また、本件打合せが行われた日付は、要証期間であり、本件打合せには、ぱちんこ器具やパチスロマシンの部品であるサブ基板についての内容が含まれていたことが認められ、ぱちんこ器具又はパチスロマシン専用のサブ基板は、第28類「スロットマシン,パチスロマシン,ぱちんこ器具」のいずれかの範ちゅうに属するものといえる。

(2)しかしながら、本件打合せの際、商標権者がA社に、商標権者の商品としてのぱちんこ器具若しくはパチスロマシン又はそのいずれかの部品に関する広告又は取引書類を、本件クリアファイルに収容された状態で引き渡した事実を認めることはできないから、被請求人は、要証期間に日本国内において、商標権者が、商品に関する広告又は取引書類に標章を付して頒布する、商標法第2条第3項第8号に該当する使用行為を行ったことを証明したものとは認められない。
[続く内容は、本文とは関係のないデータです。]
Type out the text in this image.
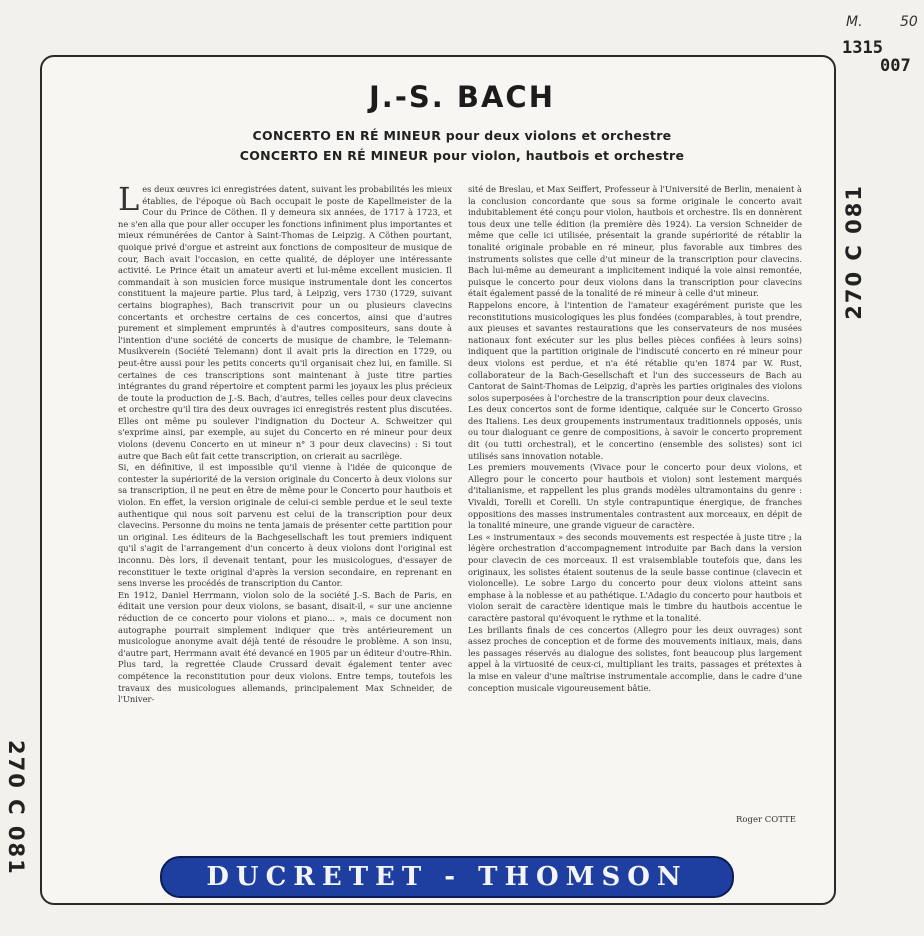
M.	50
1315
007
270 C 081
270 C 081
J.-S. BACH
CONCERTO EN RÉ MINEUR pour deux violons et orchestre
CONCERTO EN RÉ MINEUR pour violon, hautbois et orchestre

Les deux œuvres ici enregistrées datent, suivant les probabilités les mieux établies, de l'époque où Bach occupait le poste de Kapellmeister de la Cour du Prince de Cöthen. Il y demeura six années, de 1717 à 1723, et ne s'en alla que pour aller occuper les fonctions infiniment plus importantes et mieux rémunérées de Cantor à Saint-Thomas de Leipzig. A Cöthen pourtant, quoique privé d'orgue et astreint aux fonctions de compositeur de musique de cour, Bach avait l'occasion, en cette qualité, de déployer une intéressante activité. Le Prince était un amateur averti et lui-même excellent musicien. Il commandait à son musicien force musique instrumentale dont les concertos constituent la majeure partie. Plus tard, à Leipzig, vers 1730 (1729, suivant certains biographes), Bach transcrivit pour un ou plusieurs clavecins concertants et orchestre certains de ces concertos, ainsi que d'autres purement et simplement empruntés à d'autres compositeurs, sans doute à l'intention d'une société de concerts de musique de chambre, le Telemann-Musikverein (Société Telemann) dont il avait pris la direction en 1729, ou peut-être aussi pour les petits concerts qu'il organisait chez lui, en famille. Si certaines de ces transcriptions sont maintenant à juste titre parties intégrantes du grand répertoire et comptent parmi les joyaux les plus précieux de toute la production de J.-S. Bach, d'autres, telles celles pour deux clavecins et orchestre qu'il tira des deux ouvrages ici enregistrés restent plus discutées. Elles ont même pu soulever l'indignation du Docteur A. Schweitzer qui s'exprime ainsi, par exemple, au sujet du Concerto en ré mineur pour deux violons (devenu Concerto en ut mineur n° 3 pour deux clavecins) : Si tout autre que Bach eût fait cette transcription, on crierait au sacrilège.

Si, en définitive, il est impossible qu'il vienne à l'idée de quiconque de contester la supériorité de la version originale du Concerto à deux violons sur sa transcription, il ne peut en être de même pour le Concerto pour hautbois et violon. En effet, la version originale de celui-ci semble perdue et le seul texte authentique qui nous soit parvenu est celui de la transcription pour deux clavecins. Personne du moins ne tenta jamais de présenter cette partition pour un original. Les éditeurs de la Bachgesellschaft les tout premiers indiquent qu'il s'agit de l'arrangement d'un concerto à deux violons dont l'original est inconnu. Dès lors, il devenait tentant, pour les musicologues, d'essayer de reconstituer le texte original d'après la version secondaire, en reprenant en sens inverse les procédés de transcription du Cantor.

En 1912, Daniel Herrmann, violon solo de la société J.-S. Bach de Paris, en éditait une version pour deux violons, se basant, disait-il, « sur une ancienne réduction de ce concerto pour violons et piano... », mais ce document non autographe pourrait simplement indiquer que très antérieurement un musicologue anonyme avait déjà tenté de résoudre le problème. A son insu, d'autre part, Herrmann avait été devancé en 1905 par un éditeur d'outre-Rhin. Plus tard, la regrettée Claude Crussard devait également tenter avec compétence la reconstitution pour deux violons. Entre temps, toutefois les travaux des musicologues allemands, principalement Max Schneider, de l'Univer-

sité de Breslau, et Max Seiffert, Professeur à l'Université de Berlin, menaient à la conclusion concordante que sous sa forme originale le concerto avait indubitablement été conçu pour violon, hautbois et orchestre. Ils en donnèrent tous deux une telle édition (la première dès 1924). La version Schneider de même que celle ici utilisée, présentait la grande supériorité de rétablir la tonalité originale probable en ré mineur, plus favorable aux timbres des instruments solistes que celle d'ut mineur de la transcription pour clavecins. Bach lui-même au demeurant a implicitement indiqué la voie ainsi remontée, puisque le concerto pour deux violons dans la transcription pour clavecins était également passé de la tonalité de ré mineur à celle d'ut mineur.

Rappelons encore, à l'intention de l'amateur exagérément puriste que les reconstitutions musicologiques les plus fondées (comparables, à tout prendre, aux pieuses et savantes restaurations que les conservateurs de nos musées nationaux font exécuter sur les plus belles pièces confiées à leurs soins) indiquent que la partition originale de l'indiscuté concerto en ré mineur pour deux violons est perdue, et n'a été rétablie qu'en 1874 par W. Rust, collaborateur de la Bach-Gesellschaft et l'un des successeurs de Bach au Cantorat de Saint-Thomas de Leipzig, d'après les parties originales des violons solos superposées à l'orchestre de la transcription pour deux clavecins.

Les deux concertos sont de forme identique, calquée sur le Concerto Grosso des Italiens. Les deux groupements instrumentaux traditionnels opposés, unis ou tour dialoguant ce genre de compositions, à savoir le concerto proprement dit (ou tutti orchestral), et le concertino (ensemble des solistes) sont ici utilisés sans innovation notable.

Les premiers mouvements (Vivace pour le concerto pour deux violons, et Allegro pour le concerto pour hautbois et violon) sont lestement marqués d'italianisme, et rappellent les plus grands modèles ultramontains du genre : Vivaldi, Torelli et Corelli. Un style contrapuntique énergique, de franches oppositions des masses instrumentales contrastent aux morceaux, en dépit de la tonalité mineure, une grande vigueur de caractère.

Les « instrumentaux » des seconds mouvements est respectée à juste titre ; la légère orchestration d'accompagnement introduite par Bach dans la version pour clavecin de ces morceaux. Il est vraisemblable toutefois que, dans les originaux, les solistes étaient soutenus de la seule basse continue (clavecin et violoncelle). Le sobre Largo du concerto pour deux violons atteint sans emphase à la noblesse et au pathétique. L'Adagio du concerto pour hautbois et violon serait de caractère identique mais le timbre du hautbois accentue le caractère pastoral qu'évoquent le rythme et la tonalité.

Les brillants finals de ces concertos (Allegro pour les deux ouvrages) sont assez proches de conception et de forme des mouvements initiaux, mais, dans les passages réservés au dialogue des solistes, font beaucoup plus largement appel à la virtuosité de ceux-ci, multipliant les traits, passages et prétextes à la mise en valeur d'une maîtrise instrumentale accomplie, dans le cadre d'une conception musicale vigoureusement bâtie.

Roger COTTE
DUCRETET - THOMSON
なお、被請求人は、回答書において、本件クリアファイル内に収容された遊技機のサブ基板の開発に関する資料の提出を求める指示があった場合には、それを提出する用意がある旨述べているが、仮に当該資料が提出されてその内容が明らかにされたとしても、その内容のみをもって、商標権者の商品としてのぱちんこ器具若しくはパチスロマシン又はそのいずれかの部品に関する広告又は取引書類に商標を付して頒布した事実が認められるものではない以上、合議体は、当該資料の提出を求めることは不要と判断した。
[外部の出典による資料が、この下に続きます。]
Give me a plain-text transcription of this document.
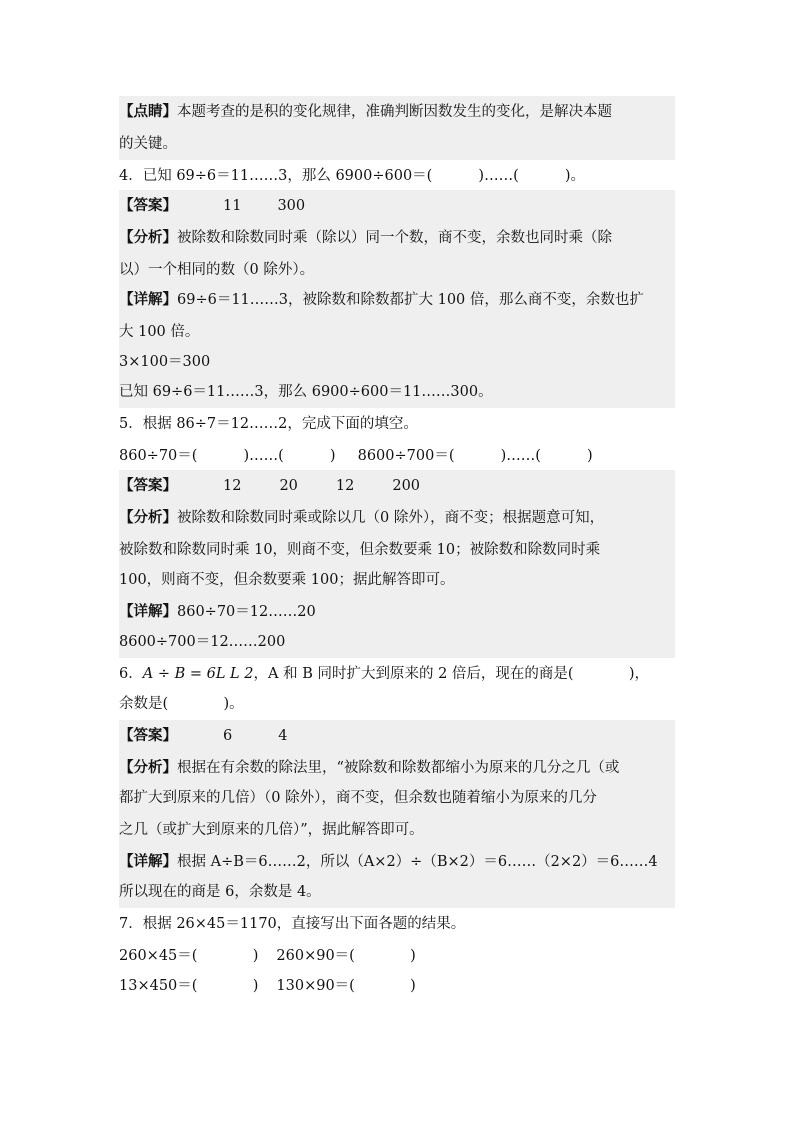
【点睛】本题考查的是积的变化规律，准确判断因数发生的变化，是解决本题
的关键。
4．已知 69÷6＝11……3，那么 6900÷600＝(          )……(          )。
【答案】	11 300
【分析】被除数和除数同时乘（除以）同一个数，商不变，余数也同时乘（除
以）一个相同的数（0 除外）。
【详解】69÷6＝11……3，被除数和除数都扩大 100 倍，那么商不变，余数也扩
大 100 倍。
3×100＝300
已知 69÷6＝11……3，那么 6900÷600＝11……300。
5．根据 86÷7＝12……2，完成下面的填空。
860÷70＝(          )……(          ) 8600÷700＝(          )……(          )
【答案】	12	20	12	200
【分析】被除数和除数同时乘或除以几（0 除外），商不变；根据题意可知，
被除数和除数同时乘 10，则商不变，但余数要乘 10；被除数和除数同时乘
100，则商不变，但余数要乘 100；据此解答即可。
【详解】860÷70＝12……20
8600÷700＝12……200
6．A ÷ B = 6L L 2，A 和 B 同时扩大到原来的 2 倍后，现在的商是(            )，
余数是(            )。
【答案】	6	4
【分析】根据在有余数的除法里，“被除数和除数都缩小为原来的几分之几（或
都扩大到原来的几倍）（0 除外），商不变，但余数也随着缩小为原来的几分
之几（或扩大到原来的几倍）”，据此解答即可。
【详解】根据 A÷B＝6……2，所以（A×2）÷（B×2）＝6……（2×2）＝6……4
所以现在的商是 6，余数是 4。
7．根据 26×45＝1170，直接写出下面各题的结果。
260×45＝(            ) 260×90＝(            )
13×450＝(            ) 130×90＝(            )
(3)その他、被請求人が提出した全証拠及び同人の主張を総合してみても、被請求人は、要証期間に日本国内において、商標権者、専用使用権者又は通常使用権者のいずれかが、請求に係る指定商品について、商標法第2条第3項各号のいずれかに該当する本件商標の使用行為を行ったことを証明したものとは認められない。

4 まとめ

以上のとおり、被請求人が提出した証拠によっては、被請求人は、要証期間に日本国内において、商標権者、専用使用権者又は通常使用権者のいずれかが、本件商標(社会通念上同一と認められる商標を含む。)を、本件商標の指定商品のいずれかについて、商標法第2条第3項各号の使用行為を行ったことを証明していない。

また、被請求人は、本件商標を使用していないことについて正当な理由があることを明らかにしていない。

したがって、本件商標は、商標法第50条の規定により、その登録を取り消すべきものである。

よって、結論のとおり審決する。